A silly worry I suppose – didn’t Sam Altman assure us that they all so very carefully screen their source databases for such things?
He needs to define “suggestions”. My experience with using Copilot in VS Code, for instance just for autocomplete suggestions of somewhere between two words and at absolute most three or four lines including comment text, is that it’s actually astoundingly good. And I’ve seen it do some pretty remarkable things, like telling it “change this conditional to handle the default case, and change all the output to lowercase“ and it’ll handle it perfectly, which is a very cool convenience. But asking the VS code Copilot chatbot to help with anything is uniformly an exercise in futility. Plus there’s a problem that on the rare occasions it produces something workable, I found that you build on it for a few days and only then discover a fundamental flaw that was too subtle to notice at first but winds up being significant enough to break the whole thing. You said AWS, not Microsoft, otherwise I’d assume by “accept” he’s talking about hitting the button to use the suggestion, but I don’t actually know what he means in the context of AWS. I think it’s safe to assume that his answer falls in its expected place in the hierarchy of lies, damned lies, and statistics, and that the actual rate of AI suggestions making it all the way through to production code is likely much lower than even that not terribly practical 36%. Here’s an example, I had copilot give me consecutively two mutually exclusive opposite answers about how JavaScript evaluates a certain expression. That means the accuracy I got from it on a simple question of fact, not even a question of it coming up with a working algorithm but a simple reference fact, was equivalent to a coin flip. His quoted 36% is even less accurate than a coin flip.
15 suggestions a day? I often get more than that in an hour, as with mounting frustration I try over and over again to get it to just solve the damn problem I asked without hallucinating or omitting basic facts.

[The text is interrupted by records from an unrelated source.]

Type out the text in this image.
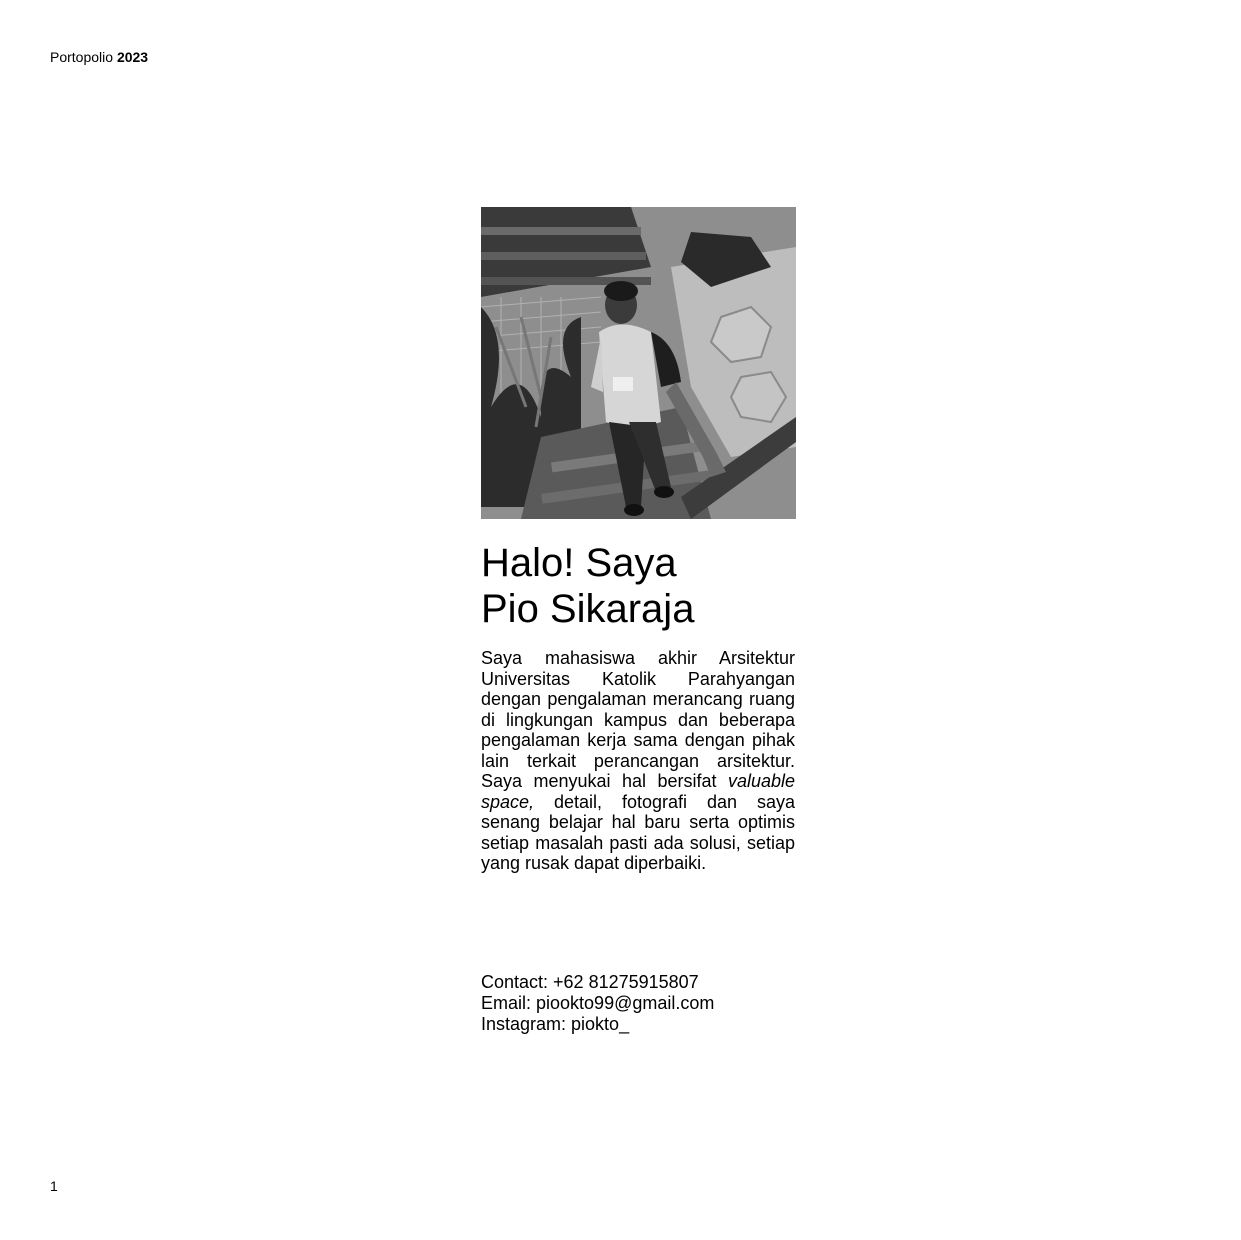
Portopolio 2023
Halo! Saya
Pio Sikaraja

Saya mahasiswa akhir Arsitektur Universitas Katolik Parahyangan dengan pengalaman merancang ruang di lingkungan kampus dan beberapa pengalaman kerja sama dengan pihak lain terkait perancangan arsitektur. Saya menyukai hal bersifat valuable space, detail, fotografi dan saya senang belajar hal baru serta optimis setiap masalah pasti ada solusi, setiap yang rusak dapat diperbaiki.

Contact: +62 81275915807
Email: piookto99@gmail.com
Instagram: piokto_
1
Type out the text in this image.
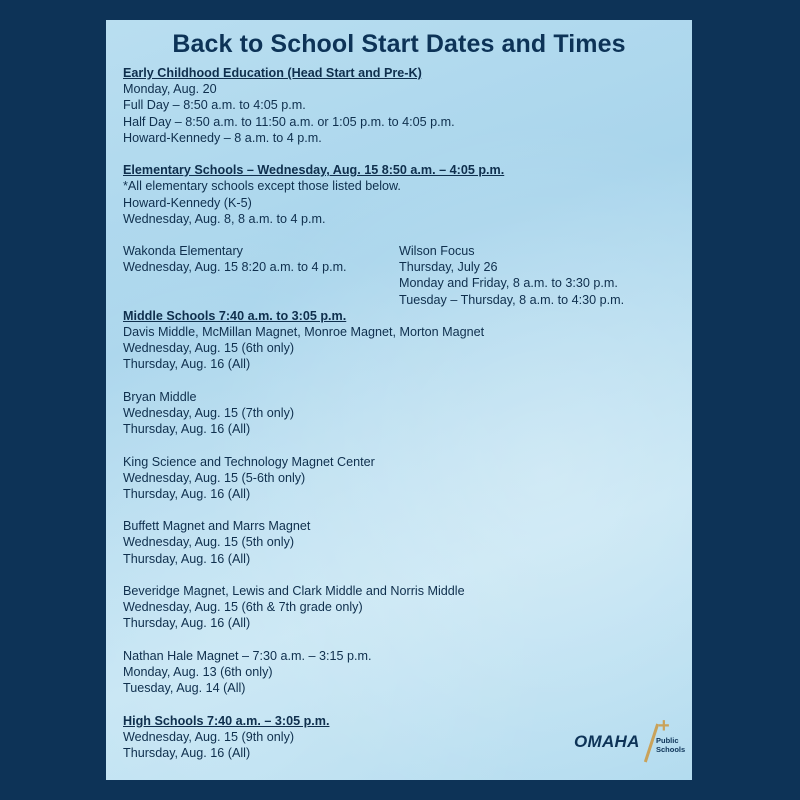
Back to School Start Dates and Times
Early Childhood Education (Head Start and Pre-K)
Monday, Aug. 20
Full Day – 8:50 a.m. to 4:05 p.m.
Half Day – 8:50 a.m. to 11:50 a.m. or 1:05 p.m. to 4:05 p.m.
Howard-Kennedy – 8 a.m. to 4 p.m.
Elementary Schools – Wednesday, Aug. 15 8:50 a.m. – 4:05 p.m.
*All elementary schools except those listed below.
Howard-Kennedy (K-5)
Wednesday, Aug. 8, 8 a.m. to 4 p.m.
Wakonda Elementary
Wednesday, Aug. 15 8:20 a.m. to 4 p.m.
Wilson Focus
Thursday, July 26
Monday and Friday, 8 a.m. to 3:30 p.m.
Tuesday – Thursday, 8 a.m. to 4:30 p.m.
Middle Schools 7:40 a.m. to 3:05 p.m.
Davis Middle, McMillan Magnet, Monroe Magnet, Morton Magnet
Wednesday, Aug. 15 (6th only)
Thursday, Aug. 16 (All)
Bryan Middle
Wednesday, Aug. 15 (7th only)
Thursday, Aug. 16 (All)
King Science and Technology Magnet Center
Wednesday, Aug. 15 (5-6th only)
Thursday, Aug. 16 (All)
Buffett Magnet and Marrs Magnet
Wednesday, Aug. 15 (5th only)
Thursday, Aug. 16 (All)
Beveridge Magnet, Lewis and Clark Middle and Norris Middle
Wednesday, Aug. 15 (6th & 7th grade only)
Thursday, Aug. 16 (All)
Nathan Hale Magnet – 7:30 a.m. – 3:15 p.m.
Monday, Aug. 13 (6th only)
Tuesday, Aug. 14 (All)
High Schools 7:40 a.m. – 3:05 p.m.
Wednesday, Aug. 15 (9th only)
Thursday, Aug. 16 (All)
OMAHA
+
Public
Schools
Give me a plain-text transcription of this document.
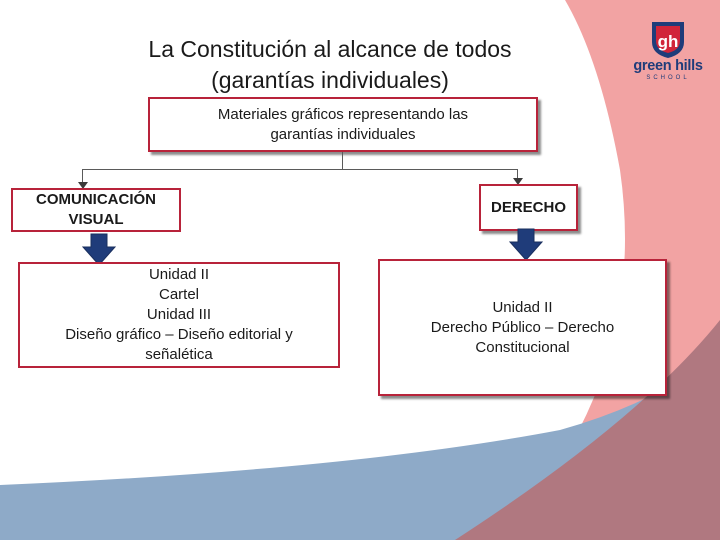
La Constitución al alcance de todos
(garantías individuales)
gh
green hills
SCHOOL
Materiales gráficos representando las
garantías individuales
COMUNICACIÓN
VISUAL
DERECHO
Unidad II
Cartel
Unidad III
Diseño gráfico – Diseño editorial y
señalética
Unidad II
Derecho Público – Derecho
Constitucional
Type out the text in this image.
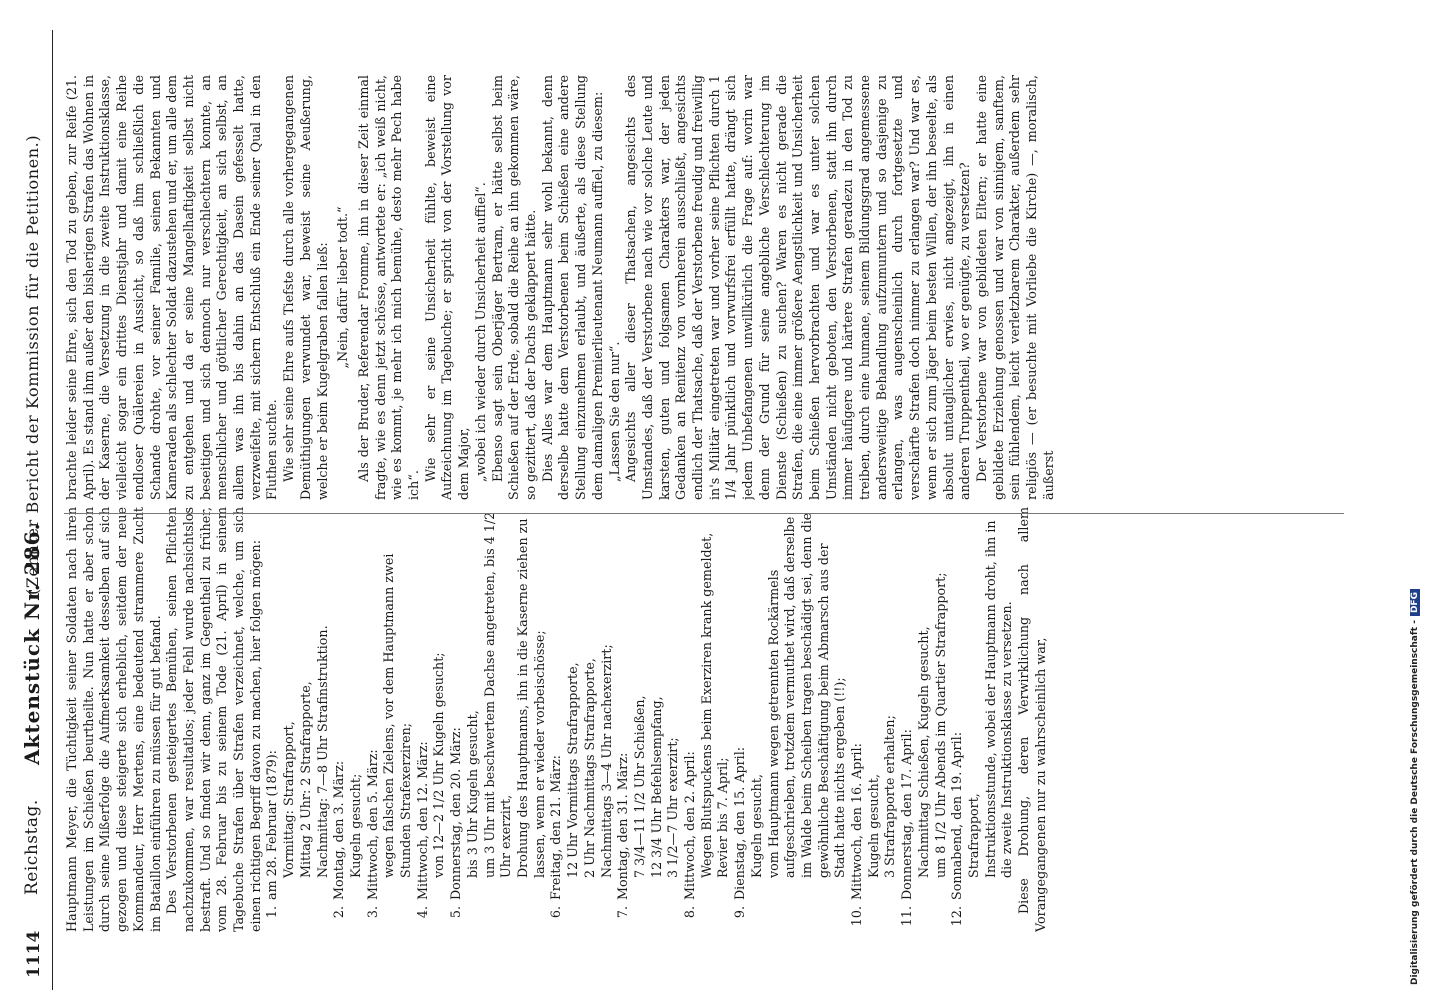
1114
Reichstag.
Aktenstück Nr. 286.
(Zehnter Bericht der Kommission für die Petitionen.)

Hauptmann Meyer, die Tüchtigkeit seiner Soldaten nach ihren Leistungen im Schießen beurtheilte. Nun hatte er aber schon durch seine Mißerfolge die Aufmerksamkeit desselben auf sich gezogen und diese steigerte sich erheblich, seitdem der neue Kommandeur, Herr Mertens, eine bedeutend strammere Zucht im Bataillon einführen zu müssen für gut befand. Des Verstorbenen gesteigertes Bemühen, seinen Pflichten nachzukommen, war resultatlos; jeder Fehl wurde nachsichtslos bestraft. Und so finden wir denn, ganz im Gegentheil zu früher, vom 28. Februar bis zu seinem Tode (21. April) in seinem Tagebuche Strafen über Strafen verzeichnet, welche, um sich einen richtigen Begriff davon zu machen, hier folgen mögen: 1.
am 28. Februar (1879): Vormittag: Strafrapport, Mittag 2 Uhr: 2 Strafrapporte, Nachmittag: 7—8 Uhr Strafinstruktion.
2.
Montag, den 3. März: Kugeln gesucht;
3.
Mittwoch, den 5. März: wegen falschen Zielens, vor dem Hauptmann zwei Stunden Strafexerziren;
4.
Mittwoch, den 12. März: von 12—2 1/2 Uhr Kugeln gesucht;
5.
Donnerstag, den 20. März: bis 3 Uhr Kugeln gesucht, um 3 Uhr mit beschwertem Dachse angetreten, bis 4 1/2 Uhr exerzirt, Drohung des Hauptmanns, ihn in die Kaserne ziehen zu lassen, wenn er wieder vorbeischösse;
6.
Freitag, den 21. März: 12 Uhr Vormittags Strafrapporte, 2 Uhr Nachmittags Strafrapporte, Nachmittags 3—4 Uhr nachexerzirt;
7.
Montag, den 31. März: 7 3/4—11 1/2 Uhr Schießen, 12 3/4 Uhr Befehlsempfang, 3 1/2—7 Uhr exerzirt;
8.
Mittwoch, den 2. April: Wegen Blutspuckens beim Exerziren krank gemeldet, Revier bis 7. April;
9.
Dienstag, den 15. April: Kugeln gesucht, vom Hauptmann wegen getrennten Rockärmels aufgeschrieben, trotzdem vermuthet wird, daß derselbe im Walde beim Scheiben tragen beschädigt sei, denn die gewöhnliche Beschäftigung beim Abmarsch aus der Stadt hatte nichts ergeben (!!);
10.
Mittwoch, den 16. April: Kugeln gesucht, 3 Strafrapporte erhalten;
11.
Donnerstag, den 17. April: Nachmittag Schießen, Kugeln gesucht, um 8 1/2 Uhr Abends im Quartier Strafrapport;
12.
Sonnabend, den 19. April: Strafrapport, Instruktionsstunde, wobei der Hauptmann droht, ihn in die zweite Instruktionsklasse zu versetzen. Diese Drohung, deren Verwirklichung nach allem Vorangegangenen nur zu wahrscheinlich war,

brachte leider seine Ehre, sich den Tod zu geben, zur Reife (21. April). Es stand ihm außer den bisherigen Strafen das Wohnen in der Kaserne, die Versetzung in die zweite Instruktionsklasse, vielleicht sogar ein drittes Dienstjahr und damit eine Reihe endloser Quälereien in Aussicht, so daß ihm schließlich die Schande drohte, vor seiner Familie, seinen Bekannten und Kameraden als schlechter Soldat dazustehen und er, um alle dem zu entgehen und da er seine Mangelhaftigkeit selbst nicht beseitigen und sich dennoch nur verschlechtern konnte, an menschlicher und göttlicher Gerechtigkeit, an sich selbst, an allem was ihn bis dahin an das Dasein gefesselt hatte, verzweifelte, mit sichern Entschluß ein Ende seiner Qual in den Fluthen suchte. Wie sehr seine Ehre aufs Tiefste durch alle vorhergegangenen Demüthigungen verwundet war, beweist seine Aeußerung, welche er beim Kugelgraben fallen ließ: „Nein, dafür lieber todt.“ Als der Bruder, Referendar Fromme, ihn in dieser Zeit einmal fragte, wie es denn jetzt schösse, antwortete er: „ich weiß nicht, wie es kommt, je mehr ich mich bemühe, desto mehr Pech habe ich“.

Wie sehr er seine Unsicherheit fühlte, beweist eine Aufzeichnung im Tagebuche; er spricht von der Vorstellung vor dem Major, „wobei ich wieder durch Unsicherheit auffiel“. Ebenso sagt sein Oberjäger Bertram, er hätte selbst beim Schießen auf der Erde, sobald die Reihe an ihn gekommen wäre, so gezittert, daß der Dachs geklappert hätte. Dies Alles war dem Hauptmann sehr wohl bekannt, denn derselbe hatte dem Verstorbenen beim Schießen eine andere Stellung einzunehmen erlaubt, und äußerte, als diese Stellung dem damaligen Premierlieutenant Neumann auffiel, zu diesem: „Lassen Sie den nur“. Angesichts aller dieser Thatsachen, angesichts des Umstandes, daß der Verstorbene nach wie vor solche Leute und karsten, guten und folgsamen Charakters war, der jeden Gedanken an Renitenz von vornherein ausschließt, angesichts endlich der Thatsache, daß der Verstorbene freudig und freiwillig in's Militär eingetreten war und vorher seine Pflichten durch 1 1/4 Jahr pünktlich und vorwurfsfrei erfüllt hatte, drängt sich jedem Unbefangenen unwillkürlich die Frage auf: worin war denn der Grund für seine angebliche Verschlechterung im Dienste (Schießen) zu suchen? Waren es nicht gerade die Strafen, die eine immer größere Aengstlichkeit und Unsicherheit beim Schießen hervorbrachten und war es unter solchen Umständen nicht geboten, den Verstorbenen, statt ihn durch immer häufigere und härtere Strafen geradezu in den Tod zu treiben, durch eine humane, seinem Bildungsgrad angemessene andersweitige Behandlung aufzumuntern und so dasjenige zu erlangen, was augenscheinlich durch fortgesetzte und verschärfte Strafen doch nimmer zu erlangen war? Und war es, wenn er sich zum Jäger beim besten Willen, der ihn beseelte, als absolut untauglicher erwies, nicht angezeigt, ihn in einen anderen Truppentheil, wo er genügte, zu versetzen? Der Verstorbene war von gebildeten Eltern; er hatte eine gebildete Erziehung genossen und war von sinnigem, sanftem, sein fühlendem, leicht verletzbarem Charakter, außerdem sehr religiös — (er besuchte mit Vorliebe die Kirche) —, moralisch, äußerst

Digitalisierung gefördert durch die Deutsche Forschungsgemeinschaft -
DFG
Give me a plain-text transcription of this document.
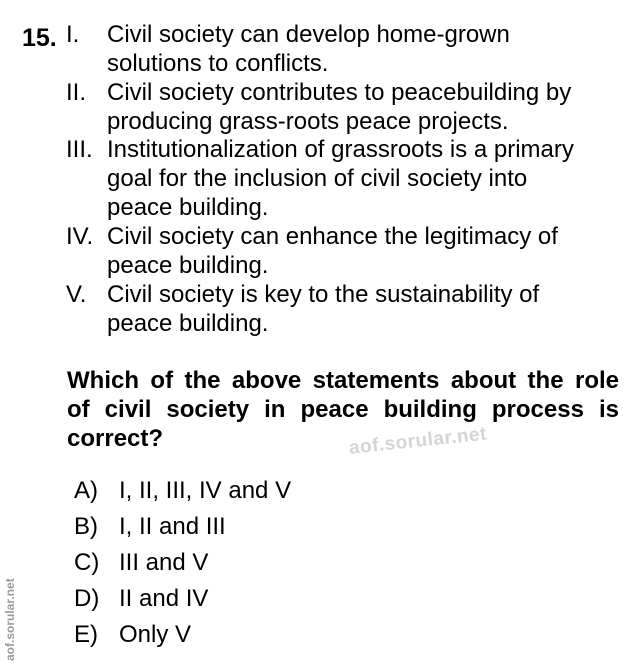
15. I. Civil society can develop home-grown
solutions to conflicts.
II. Civil society contributes to peacebuilding by
producing grass-roots peace projects.
III. Institutionalization of grassroots is a primary
goal for the inclusion of civil society into
peace building.
IV. Civil society can enhance the legitimacy of
peace building.
V. Civil society is key to the sustainability of
peace building.
Which of the above statements about the role
of civil society in peace building process is
correct?	aof.sorular.net
A) I, II, III, IV and V
B) I, II and III
C) III and V
D) II and IV
E) Only V
aof.sorular.net
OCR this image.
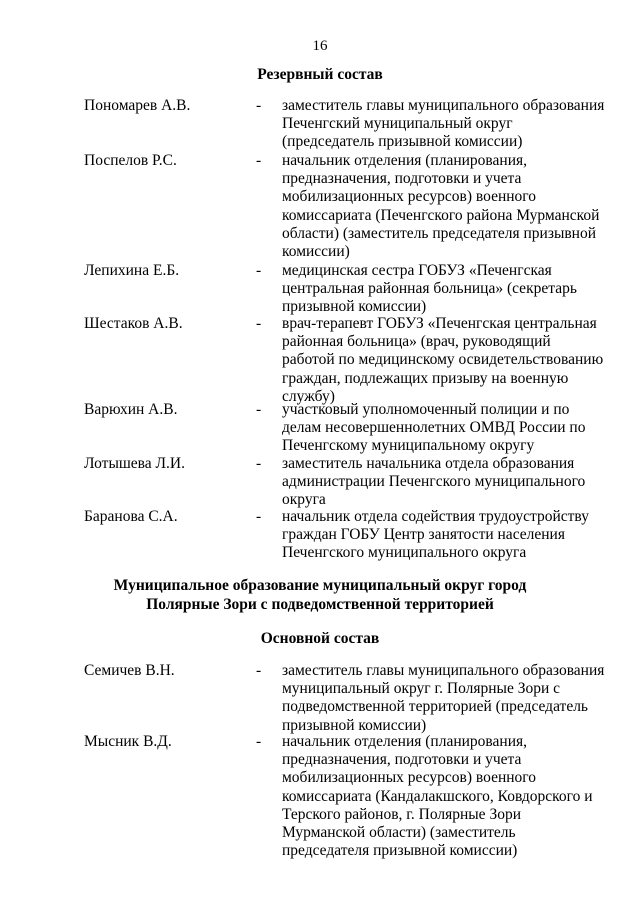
16
Резервный состав
Пономарев А.В.	- заместитель главы муниципального образования
Печенгский муниципальный округ
(председатель призывной комиссии)
Поспелов Р.С.	- начальник отделения (планирования,
предназначения, подготовки и учета
мобилизационных ресурсов) военного
комиссариата (Печенгского района Мурманской
области) (заместитель председателя призывной
комиссии)
Лепихина Е.Б.	- медицинская сестра ГОБУЗ «Печенгская
центральная районная больница» (секретарь
призывной комиссии)
Шестаков А.В.	- врач-терапевт ГОБУЗ «Печенгская центральная
районная больница» (врач, руководящий
работой по медицинскому освидетельствованию
граждан, подлежащих призыву на военную
службу)
Варюхин А.В.	- участковый уполномоченный полиции и по
делам несовершеннолетних ОМВД России по
Печенгскому муниципальному округу
Лотышева Л.И.	- заместитель начальника отдела образования
администрации Печенгского муниципального
округа
Баранова С.А.	- начальник отдела содействия трудоустройству
граждан ГОБУ Центр занятости населения
Печенгского муниципального округа
Муниципальное образование муниципальный округ город
Полярные Зори с подведомственной территорией
Основной состав
Семичев В.Н.	- заместитель главы муниципального образования
муниципальный округ г. Полярные Зори с
подведомственной территорией (председатель
призывной комиссии)
Мысник В.Д.	- начальник отделения (планирования,
предназначения, подготовки и учета
мобилизационных ресурсов) военного
комиссариата (Кандалакшского, Ковдорского и
Терского районов, г. Полярные Зори
Мурманской области) (заместитель
председателя призывной комиссии)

People will realize. It’s going to be very interesting to watch this shake out.
Hmmmm. I’m not so worried about hackers putting anything in the code, it would be more of a concern about poisoning the models, I think. And a lot of it is open source, so it’ll get audited by geeks the world over.
The funny thing for me to think about is that the training corpii all come off of the Internet, which means, over time, the training corpii are going to contain much more machine-generated material. Where is that gonna lead? We’re gonna wind up with the semantic equivalent of that banjo-playing kid from “Deliverance”.
My totally uninformed guess is that a first attack vector will be via Python.
But the real gold mine for pro hackers will be if they can inflitrate Cobol and other more legacy languages which still run many things. Using programming languages which have fewer and fewer folks who worked in them day after day. It’ll be more and more tempting for less experinced coders to rely on LLM generated suggestions. Just “click it in there”!